Investec economist Annabel Bishop expects no change in the repo rate next week. However, she said that next year rising consumer price inflation will put expectations of no change in interest rates in the first half of 2020 at risk.
“Base effects will lift the year-on-year inflation next year from the start of the second quarter in 2021, to above 4.0%,” she said, ushering a negative interest rate differential in the second quarter of 2020 without an adjustment.
The Reuters poll median forecasts suggest consumer inflation will average 3.9% next year, up from an estimated 3.3% this year. The Reserve Bank tries to keep inflation between 3% and 6%.
Coronavirus infections have been increasing in much of the developed world in the past few weeks, but much more slowly in most of sub-Saharan Africa.
South Africa, Africa’s second-largest economy, accounts for most cases on the continent, with more than 740,000 Covid-19 cases and over 20,000 deaths.

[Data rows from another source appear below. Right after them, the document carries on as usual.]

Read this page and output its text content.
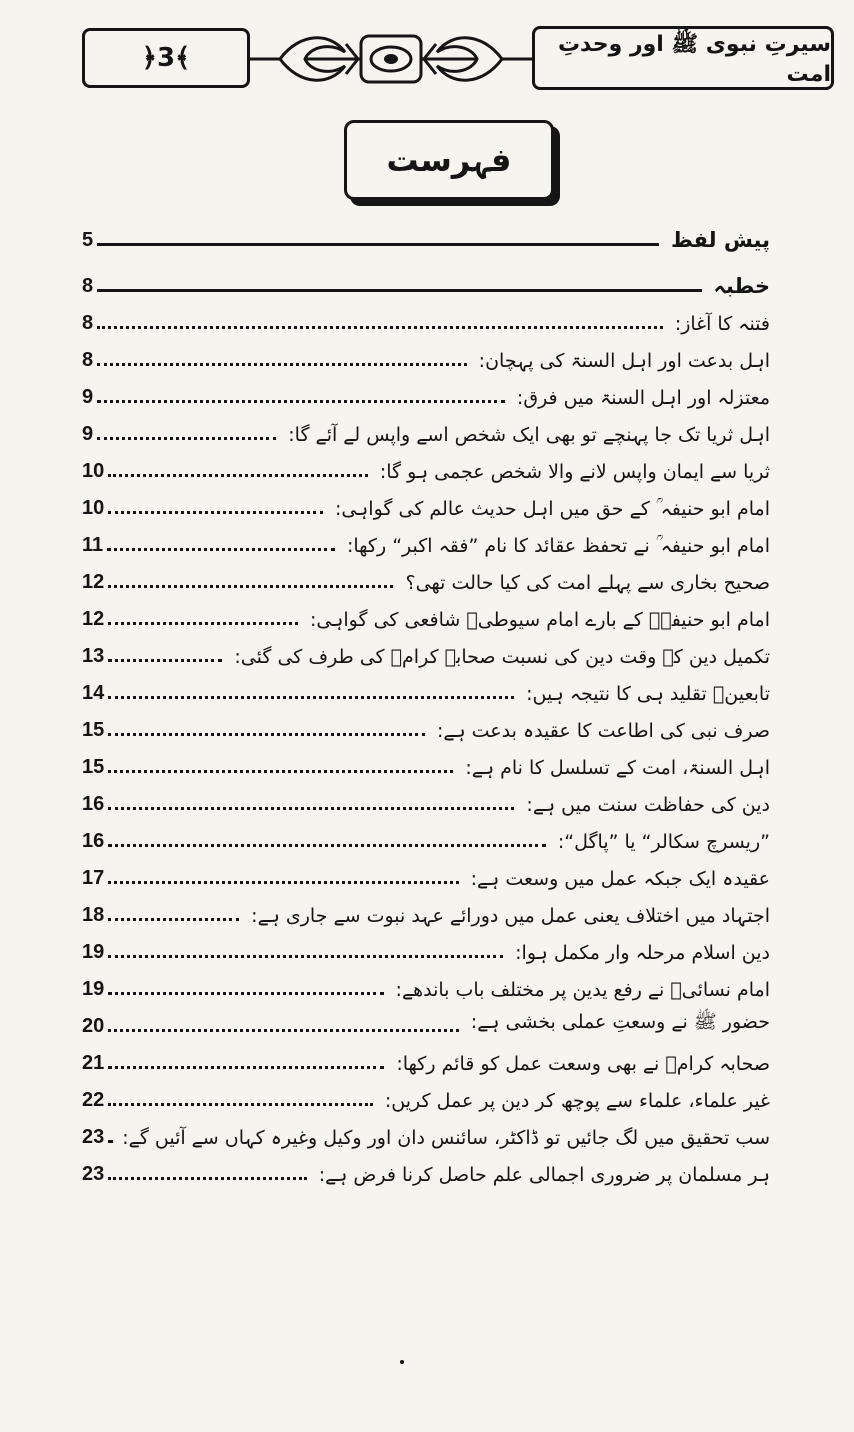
﴿3﴾	سیرتِ نبوی ﷺ اور وحدتِ امت
فہرست
پیش لفظ
5
خطبہ
8
فتنہ کا آغاز:
8
اہل بدعت اور اہل السنۃ کی پہچان:
8
معتزلہ اور اہل السنۃ میں فرق:
9
اہل ثریا تک جا پہنچے تو بھی ایک شخص اسے واپس لے آئے گا:
9
ثریا سے ایمان واپس لانے والا شخص عجمی ہو گا:
10
امام ابو حنیفہ ؒ کے حق میں اہل حدیث عالم کی گواہی:
10
امام ابو حنیفہ ؒ نے تحفظ عقائد کا نام ”فقہ اکبر“ رکھا:
11
صحیح بخاری سے پہلے امت کی کیا حالت تھی؟
12
امام ابو حنیفہؒ کے بارے امام سیوطیؒ شافعی کی گواہی:
12
تکمیل دین کے وقت دین کی نسبت صحابہ کرامؓ کی طرف کی گئی:
13
تابعینؒ تقلید ہی کا نتیجہ ہیں:
14
صرف نبی کی اطاعت کا عقیدہ بدعت ہے:
15
اہل السنۃ، امت کے تسلسل کا نام ہے:
15
دین کی حفاظت سنت میں ہے:
16
”ریسرچ سکالر“ یا ”پاگل“:
16
عقیدہ ایک جبکہ عمل میں وسعت ہے:
17
اجتہاد میں اختلاف یعنی عمل میں دورائے عہد نبوت سے جاری ہے:
18
دین اسلام مرحلہ وار مکمل ہوا:
19
امام نسائیؒ نے رفع یدین پر مختلف باب باندھے:
19
حضور ﷺ نے وسعتِ عملی بخشی ہے:
20
صحابہ کرامؓ نے بھی وسعت عمل کو قائم رکھا:
21
غیر علماء، علماء سے پوچھ کر دین پر عمل کریں:
22
سب تحقیق میں لگ جائیں تو ڈاکٹر، سائنس دان اور وکیل وغیرہ کہاں سے آئیں گے:
23
ہر مسلمان پر ضروری اجمالی علم حاصل کرنا فرض ہے:
23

Infections have been rising since it eased lockdown restrictions in September.
Still, South Africa will open up travel to all countries in an effort to boost tourism and hospitality, President Cyril Ramaphosa said on Wednesday.
“The Sarb would probably prefer to keep some ammunition for later in the event of a second wave of Covid damaging the economy,” said Francesca Beausang, economist at Continuum Economics.
South Africa’s economy is expected to grow 3% next year after contracting 8.2% this year, an improvement from last month’s expectations, which suggested growth of 3.5% from an 8.5% contraction.
Quarterly growth at a seasonally adjusted annualised rate is expected to taper to 9.9% in the current quarter from a 34.6% rebound estimated for the previous quarter.
GDP growth contracted by 51.0% in the second quarter of 2020 after the government paused activity in a lockdown that lasted roughly five months. That was the fourth contraction for an economy that was already struggling before the pandemic hit.